Over the course of eight episodes, Zac Efron and his co-host, wellness podcaster Darin Olien, travel the world, visiting a new location each time and learning about sustainable solutions, as well as local cultures and healthy living. Down to Earth with Zac Efron is light-hearted, fun, and educational, and two weeks after premiering, the show is still holding strong in Netflix’s Top 10 most popular content. While Twitter has been having a field day poking fun at Efron’s lack of expertise on the subject, most are joyed that Efron is getting his fans to care about the climate — even if he doesn’t have a lot to add to the convo himself.
pleased to report that i love zac efron’s eco-travel show pic.twitter.com/uYlCSZMiq5
— Brian Grubb (@briancgrubb) July 15, 2020
As the changing climate quickly approaches a point of no return, and travel abroad is mostly canceled for the time being, Down to Earth with Zac Efron is truly the show of the moment. On one hand, it provides an entertaining introduction to how humans can live more sustainably. On the other, your wanderlust can be quenched as you watch Efron explore France, Iceland, Sardinia, Costa Rica, Peru’s capital city Lima and its Amazonian region, Puerto Rico, and London.
While the High School Musical heartthrob might be an unexpected host for a sustainability and travel show, his passion is genuine. He also doesn’t know much about what he’s exploring, so watching the show feels like you’re learning alongside the world’s most enthusiastic student. He is obviously impressed by everything, and that energy — along with amusing dude-bro vibes — rub off on the viewer.
And if you are into the “hot lumberjack” look, you can join the rest of Twitter in thirsting over a frequently shirtless, newly burly and bearded Zac Efron — we won’t judge. Just try and also pay attention to the show’s message along the way.
Even those who already are well-versed on sustainable solutions will appreciate seeing some of them in practice in unexpected places. In Paris, Zac and Darin visit a water treatment plant where water is treated with ozone and UV light, natural disinfectants that contrast to the harsh, unnatural chlorine that’s added to water in the US. Moreover, throughout the city, you can find free water stations — with both flat and sparkling water.
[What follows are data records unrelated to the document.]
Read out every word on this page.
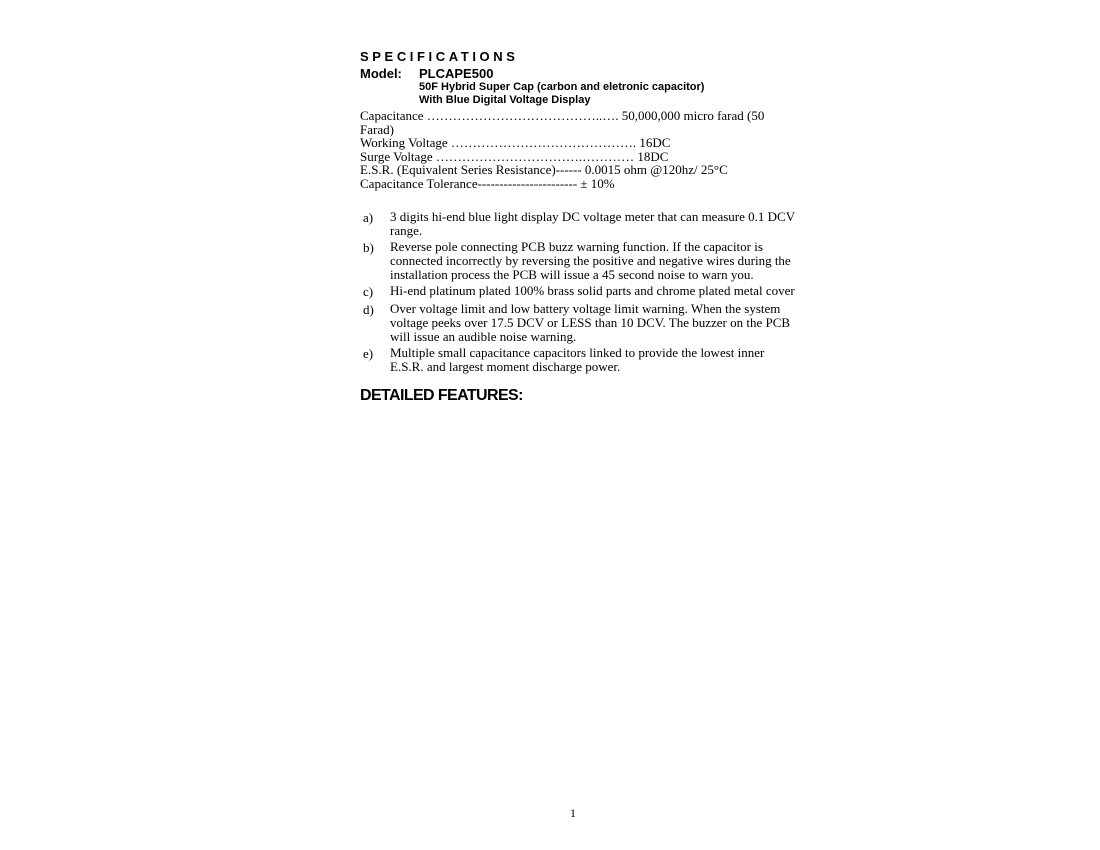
SPECIFICATIONS
Model:	PLCAPE500
50F Hybrid Super Cap (carbon and eletronic capacitor)
With Blue Digital Voltage Display
Capacitance …………………………………..…. 50,000,000 micro farad (50 Farad)
Working Voltage ……………………………………. 16DC
Surge Voltage …………………………….………… 18DC
E.S.R. (Equivalent Series Resistance)------ 0.0015 ohm @120hz/ 25°C
Capacitance Tolerance----------------------- ± 10%
a)	3 digits hi-end blue light display DC voltage meter that can measure 0.1 DCV range.
b)	Reverse pole connecting PCB buzz warning function. If the capacitor is connected incorrectly by reversing the positive and negative wires during the installation process the PCB will issue a 45 second noise to warn you.
c)	Hi-end platinum plated 100% brass solid parts and chrome plated metal cover
d)	Over voltage limit and low battery voltage limit warning. When the system voltage peeks over 17.5 DCV or LESS than 10 DCV. The buzzer on the PCB will issue an audible noise warning.
e)	Multiple small capacitance capacitors linked to provide the lowest inner E.S.R. and largest moment discharge power.
DETAILED FEATURES:
1
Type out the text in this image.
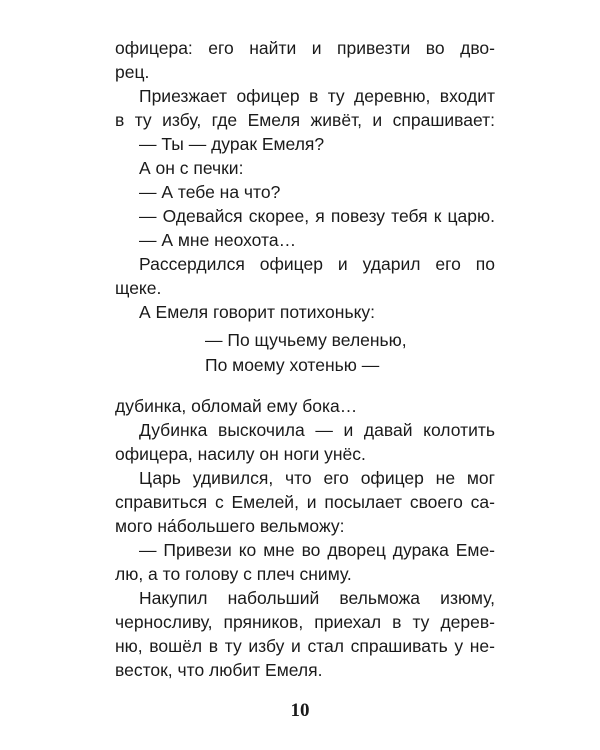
офицера: его найти и привезти во дво-
рец.
Приезжает офицер в ту деревню, входит
в ту избу, где Емеля живёт, и спрашивает:
— Ты — дурак Емеля?
А он с печки:
— А тебе на что?
— Одевайся скорее, я повезу тебя к царю.
— А мне неохота…
Рассердился офицер и ударил его по
щеке.
А Емеля говорит потихоньку:
— По щучьему веленью,
По моему хотенью —
дубинка, обломай ему бока…
Дубинка выскочила — и давай колотить
офицера, насилу он ноги унёс.
Царь удивился, что его офицер не мог
справиться с Емелей, и посылает своего са-
мого на́большего вельможу:
— Привези ко мне во дворец дурака Еме-
лю, а то голову с плеч сниму.
Накупил набольший вельможа изюму,
черносливу, пряников, приехал в ту дерев-
ню, вошёл в ту избу и стал спрашивать у не-
весток, что любит Емеля.
10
It’s a cool way to de-incentivize French residents from buying single-use plastic water bottles.
Down to Earth is a bit all over the place, but that does work in its favor. One moment we see Zac is making a sustainable chocolate bar in Iceland, the next he’s in Puerto Rico learning about organic farm cooperatives designed to withstand hurricanes. You can get a taste for travel and different cultures, as well as how to make living better.
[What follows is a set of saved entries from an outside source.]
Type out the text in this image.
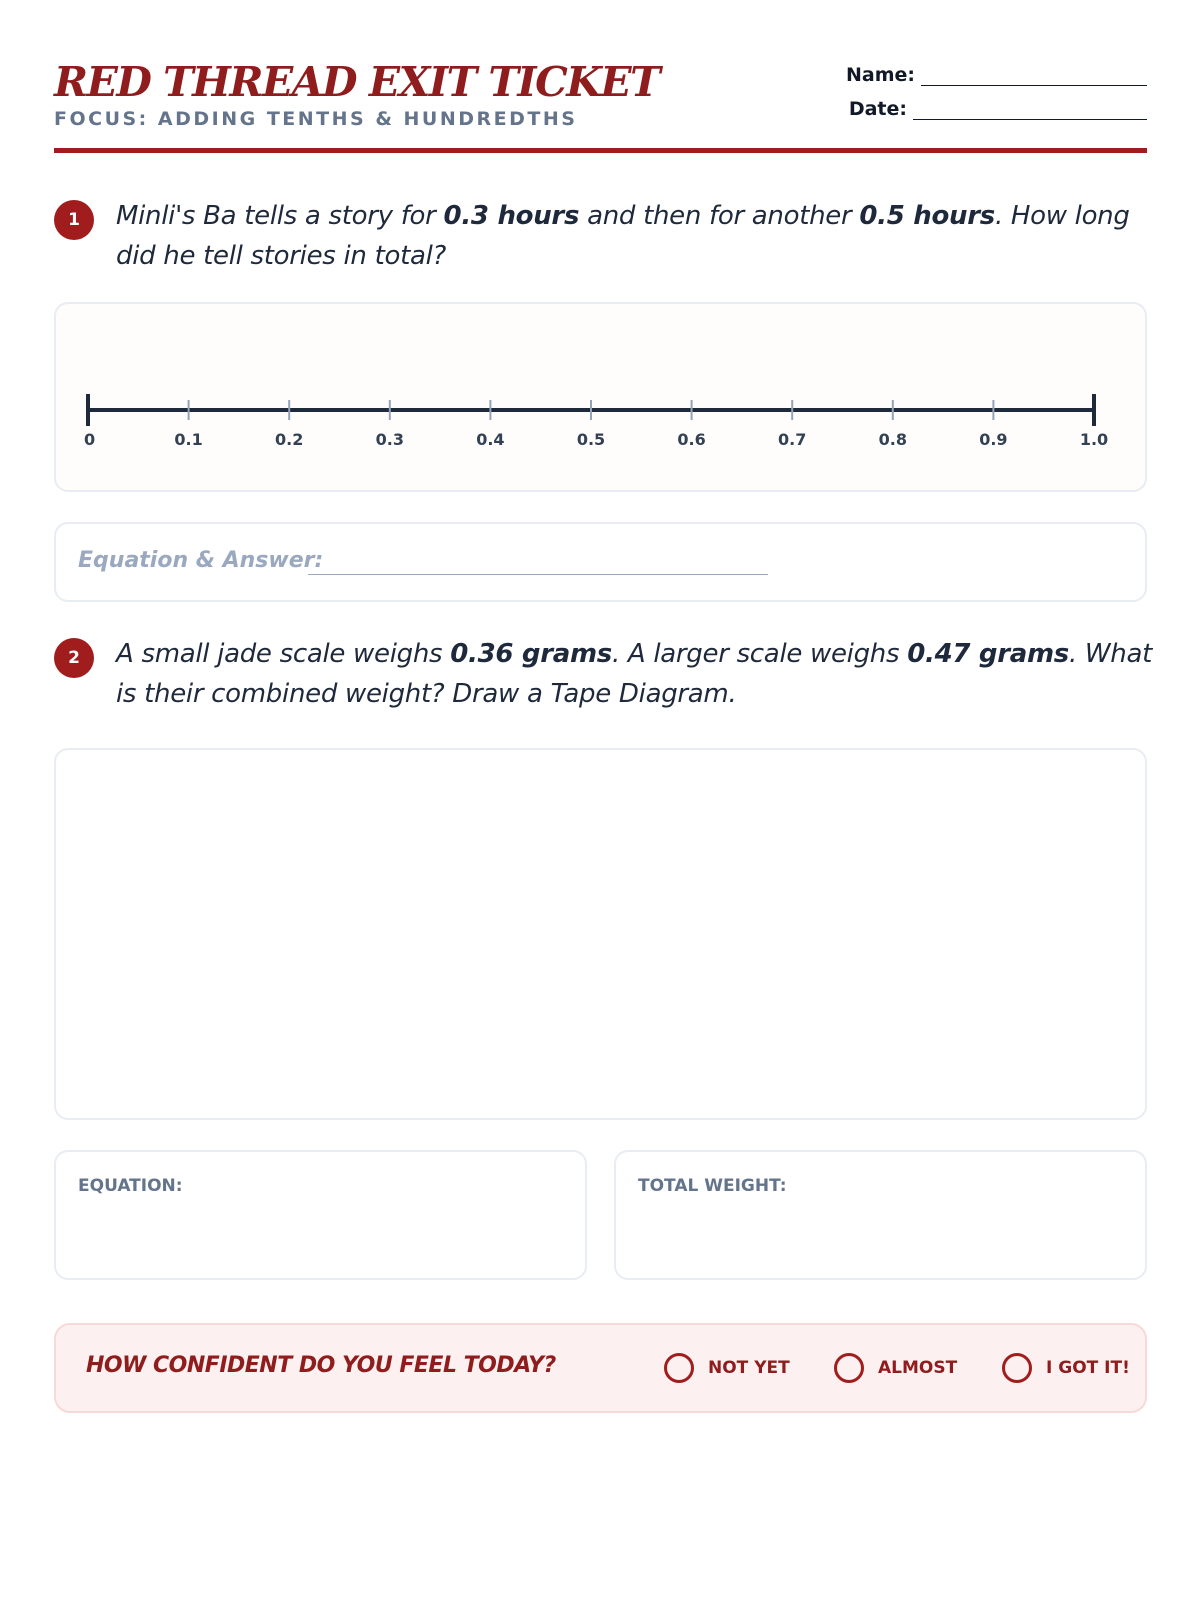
RED THREAD EXIT TICKET
FOCUS: ADDING TENTHS & HUNDREDTHS
Name:
Date:
1	Minli's Ba tells a story for 0.3 hours and then for another 0.5 hours. How long did he tell stories in total?
0	0.1	0.2	0.3	0.4	0.5	0.6	0.7	0.8	0.9	1.0
Equation & Answer:
2	A small jade scale weighs 0.36 grams. A larger scale weighs 0.47 grams. What is their combined weight? Draw a Tape Diagram.
EQUATION:	TOTAL WEIGHT:
HOW CONFIDENT DO YOU FEEL TODAY?	NOT YET	ALMOST	I GOT IT!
It makes sense that food is a big theme in the show, because agriculture is one of the biggest contributors to environmental degradation. In fact, food production accounts for 26 percent of global greenhouse gas emissions and uses up 70 percent of the world’s freshwater. In addition, “conventional” agriculture puts toxic chemicals into our water, kills our wildlife, and disrupts practically every cycle on Earth.
The co-host, Darin Olien, is a vegan and obsessed with healthy food, so he compliments Zac’s bro-y nature well. His veganism is admirable in the context of the show, considering that livestock production is responsible for more climate-warming gases than all transportation combined. But it’s too bad he refuses to taste the fresh goat milk at a farm in Iceland. Even sadder is seeing Darin eat a vegan version of Zac’s meal at a Michelin-starred restaurant in Reykjavik — passing up on Zac’s actually tasty-looking dung-roasted bacon.
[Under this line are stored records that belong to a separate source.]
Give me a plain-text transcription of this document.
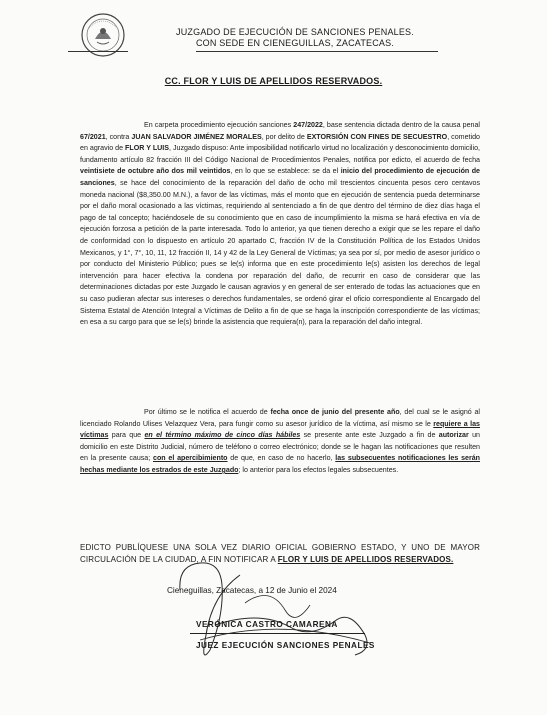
JUZGADO DE EJECUCIÓN DE SANCIONES PENALES.
CON SEDE EN CIENEGUILLAS, ZACATECAS.
CC. FLOR Y LUIS DE APELLIDOS RESERVADOS.

En carpeta procedimiento ejecución sanciones 247/2022, base sentencia dictada dentro de la causa penal 67/2021, contra JUAN SALVADOR JIMÉNEZ MORALES, por delito de EXTORSIÓN CON FINES DE SECUESTRO, cometido en agravio de FLOR Y LUIS, Juzgado dispuso: Ante imposibilidad notificarlo virtud no localización y desconocimiento domicilio, fundamento artículo 82 fracción III del Código Nacional de Procedimientos Penales, notifica por edicto, el acuerdo de fecha veintisiete de octubre año dos mil veintidos, en lo que se establece: se da el inicio del procedimiento de ejecución de sanciones, se hace del conocimiento de la reparación del daño de ocho mil trescientos cincuenta pesos cero centavos moneda nacional ($8,350.00 M.N.), a favor de las víctimas, más el monto que en ejecución de sentencia pueda determinarse por el daño moral ocasionado a las víctimas, requiriendo al sentenciado a fin de que dentro del término de diez días haga el pago de tal concepto; haciéndosele de su conocimiento que en caso de incumplimiento la misma se hará efectiva en vía de ejecución forzosa a petición de la parte interesada. Todo lo anterior, ya que tienen derecho a exigir que se les repare el daño de conformidad con lo dispuesto en artículo 20 apartado C, fracción IV de la Constitución Política de los Estados Unidos Mexicanos, y 1°, 7°, 10, 11, 12 fracción II, 14 y 42 de la Ley General de Víctimas; ya sea por sí, por medio de asesor jurídico o por conducto del Ministerio Público; pues se le(s) informa que en este procedimiento le(s) asisten los derechos de legal intervención para hacer efectiva la condena por reparación del daño, de recurrir en caso de considerar que las determinaciones dictadas por este Juzgado le causan agravios y en general de ser enterado de todas las actuaciones que en su caso pudieran afectar sus intereses o derechos fundamentales, se ordenó girar el oficio correspondiente al Encargado del Sistema Estatal de Atención Integral a Víctimas de Delito a fin de que se haga la inscripción correspondiente de las víctimas; en esa a su cargo para que se le(s) brinde la asistencia que requiera(n), para la reparación del daño integral.

Por último se le notifica el acuerdo de fecha once de junio del presente año, del cual se le asignó al licenciado Rolando Ulises Velazquez Vera, para fungir como su asesor jurídico de la víctima, así mismo se le requiere a las víctimas para que en el término máximo de cinco días hábiles se presente ante este Juzgado a fin de autorizar un domicilio en este Distrito Judicial, número de teléfono o correo electrónico; donde se le hagan las notificaciones que resulten en la presente causa; con el apercibimiento de que, en caso de no hacerlo, las subsecuentes notificaciones les serán hechas mediante los estrados de este Juzgado; lo anterior para los efectos legales subsecuentes.

EDICTO PUBLÍQUESE UNA SOLA VEZ DIARIO OFICIAL GOBIERNO ESTADO, Y UNO DE MAYOR CIRCULACIÓN DE LA CIUDAD, A FIN NOTIFICAR A FLOR Y LUIS DE APELLIDOS RESERVADOS.
Cieneguillas, Zacatecas, a 12 de Junio el 2024
VERÓNICA CASTRO CAMARENA
JUEZ EJECUCIÓN SANCIONES PENALES
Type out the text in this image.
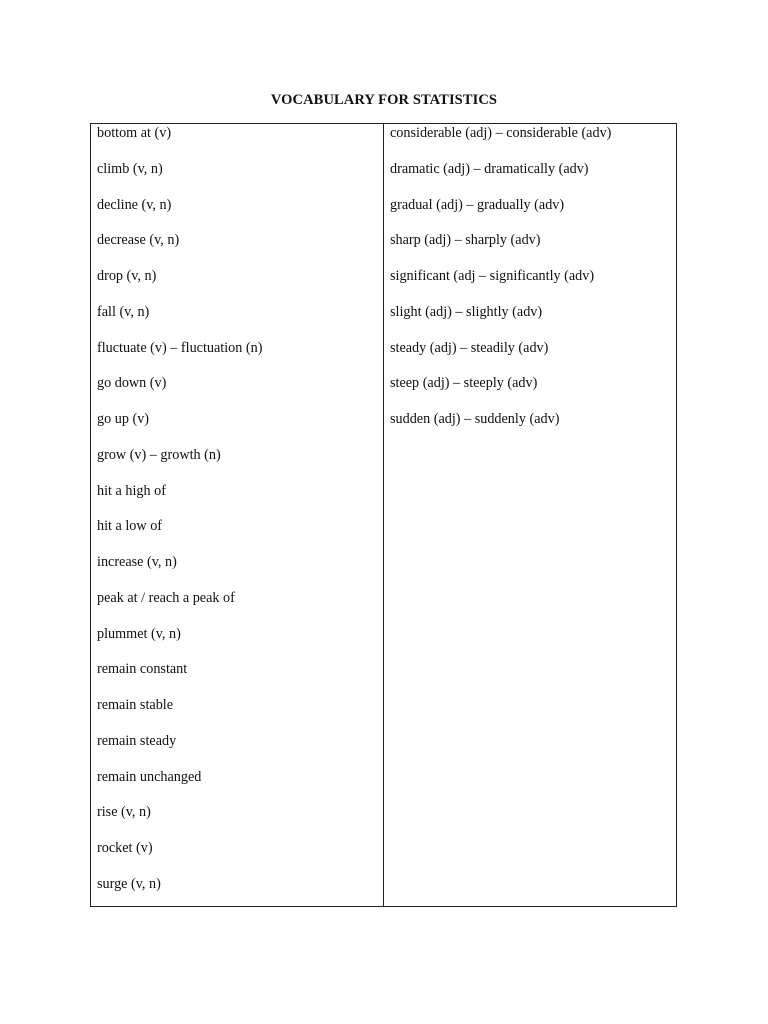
VOCABULARY FOR STATISTICS
bottom at (v)
climb (v, n)
decline (v, n)
decrease (v, n)
drop (v, n)
fall (v, n)
fluctuate (v) – fluctuation (n)
go down (v)
go up (v)
grow (v) – growth (n)
hit a high of
hit a low of
increase (v, n)
peak at / reach a peak of
plummet (v, n)
remain constant
remain stable
remain steady
remain unchanged
rise (v, n)
rocket (v)
surge (v, n)
considerable (adj) – considerable (adv)
dramatic (adj) – dramatically (adv)
gradual (adj) – gradually (adv)
sharp (adj) – sharply (adv)
significant (adj – significantly (adv)
slight (adj) – slightly (adv)
steady (adj) – steadily (adv)
steep (adj) – steeply (adv)
sudden (adj) – suddenly (adv)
But Darien is knowledgeable about food and makes sure that the show also touches upon healthy living practices. For example, in episode two, Zac, Darin, and Anna Kendrick all try water with a water sommelier. As the sommelier delves into the importance of water minerals, Darin nods along knowingly.
Tasting water with a water sommelier is one of many goofy moments in the show. If you’re looking for deep, scientific explanations of environmental practices, Down to Earth with Zac Efron really isn’t it.
But it will probably still teach you — and hopefully many of Zac’s young fans — something new about how we can innovate our way into creating a sustainable future, all while enjoying some much-needed escapism and positive vibes only.